Dt 30, 15-20 ; Psaume 119, 1-32 ; 1 Co 2, 6-10 ; Matthieu 5, 17-37
Matthieu 5:17-37
“Ne pensez pas que je sois venu abolir la Loi ou les Prophètes. Je suis venu non pour abolir, mais pour accomplir” (Matthieu 5, 17).
Ainsi, la Loi se trouve aussi bien dans le Nouveau Testament, Loi qui est la même que celle de la Bible hébraïque ; et par ailleurs l’Évangile, comme bonne nouvelle de la libération, se trouve aussi dans la Bible hébraïque, Évangile qui est le même que celui du Nouveau Testament. L’Évangile est au cœur de la Loi. Sous un certain angle il est la Loi elle-même. Jésus s’annonce comme le Messie, celui qui va instaurer le Royaume de Dieu, ou “des cieux”, selon la façon que l’on a alors, et que Jésus ne remet pas en question, d’employer des figures de style pour ne pas prononcer à tout bout de champ le nom de Dieu — pour ne pas, toujours le respect de la Torah, prononcer son nom en vain.
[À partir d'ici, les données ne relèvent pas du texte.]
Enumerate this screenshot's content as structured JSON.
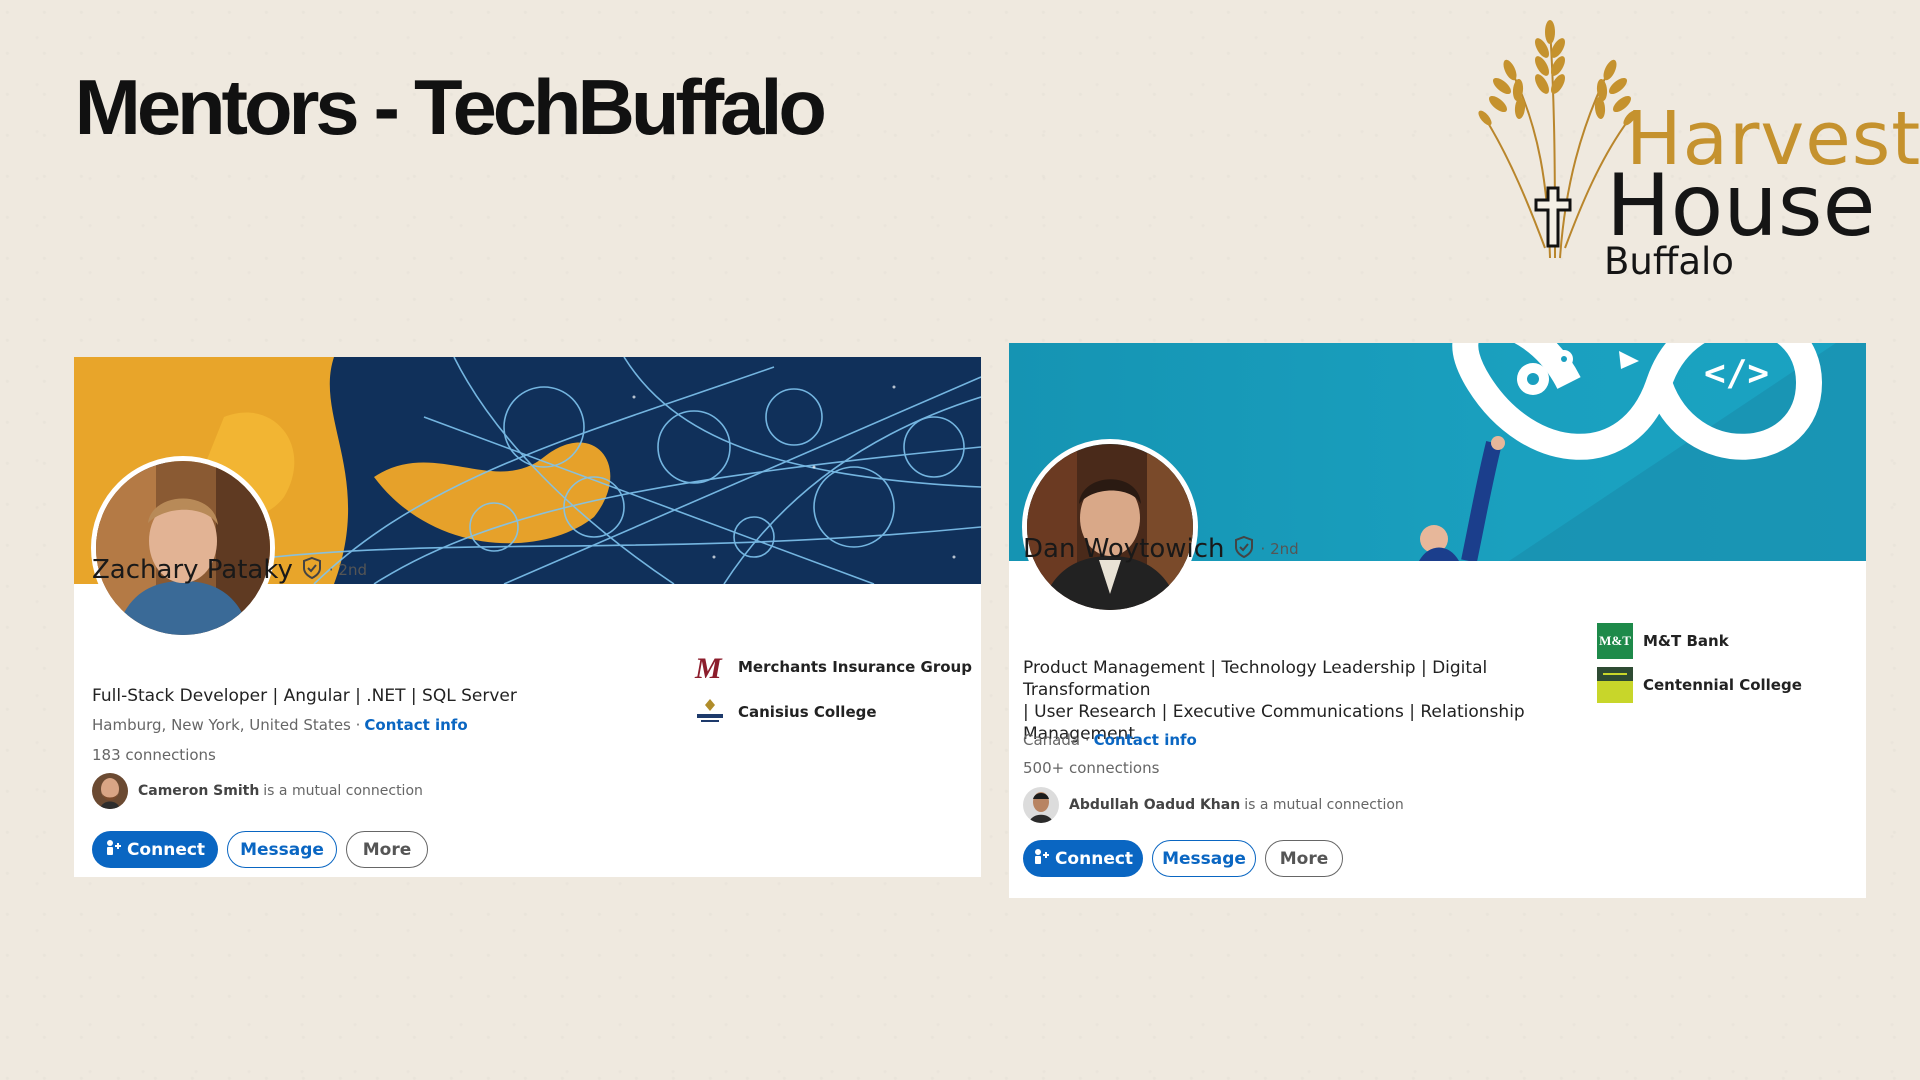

Ne jurez donc pas, rappelle Jésus, si c’est pour mentir, — ni par le ciel, ce mot qu’on emploie pour désigner Dieu — en ayant la prudence de ne pas l’atteindre, ni même, plus prudent encore, par la terre, marchepied de Dieu, ni encore par Jérusalem, ville de l’Envoyé royal de Dieu. Efforcez-vous seulement d’être vrais et sincères.
En tout cela, c’est bien de la question de notre libération qu’il est question dans l’instauration du Royaume par le Messie, et de la restauration de la Loi comme Évangile. Y a t-il libération plus rigoureuse que dans une prise au sérieux radicale de la Loi ? On a parlé de la convoitise : qu’est-ce sinon un esclavage perpétuel ? Et qu’en est-il du désir de meurtre, ou de vengeance, ou du besoin permanent de se justifier et de contourner la vérité d’une parole droite ? Voilà que Jésus nous ramène au cœur véritable de la libération. Écouter, et entendre la Parole de Dieu.
L’Évangile est toujours un ordre qui libère, un ordre qui ne libère que si on l’exécute. Sa parole, celle de la Torah, ne libère le peuple que si on la prend au sérieux, si on y obéit, que si on la prend radicalement au sérieux. Elle est un ordre qui met en marche... Si on ne se laisse pas envahir par la colère et la rumination du meurtre, si on se s’abandonne pas à la convoitise de ce qui ne nous est pas donné, au désir de vengeance, etc. Cette loi ne sera pas abolie, c’est toujours la même, même si certains aspects comme les cérémonies varient d’un peuple à l’autre — ce sur quoi Paul insistait ; ou varient d’un temps à l’autre : après la destruction du Temple, les aspects du rite qui y sont liés deviennent inapplicables. Ils seront réorganisés de feux façons différentes. C’est l’origine de la séparation du peuple en deux rites, le rite talmudique et le rite chrétien. Mais la Loi n’est nullement abolie. Elle est la fin de l’esclavage, la norme de la liberté : la Loi est ainsi Évangile de notre libération.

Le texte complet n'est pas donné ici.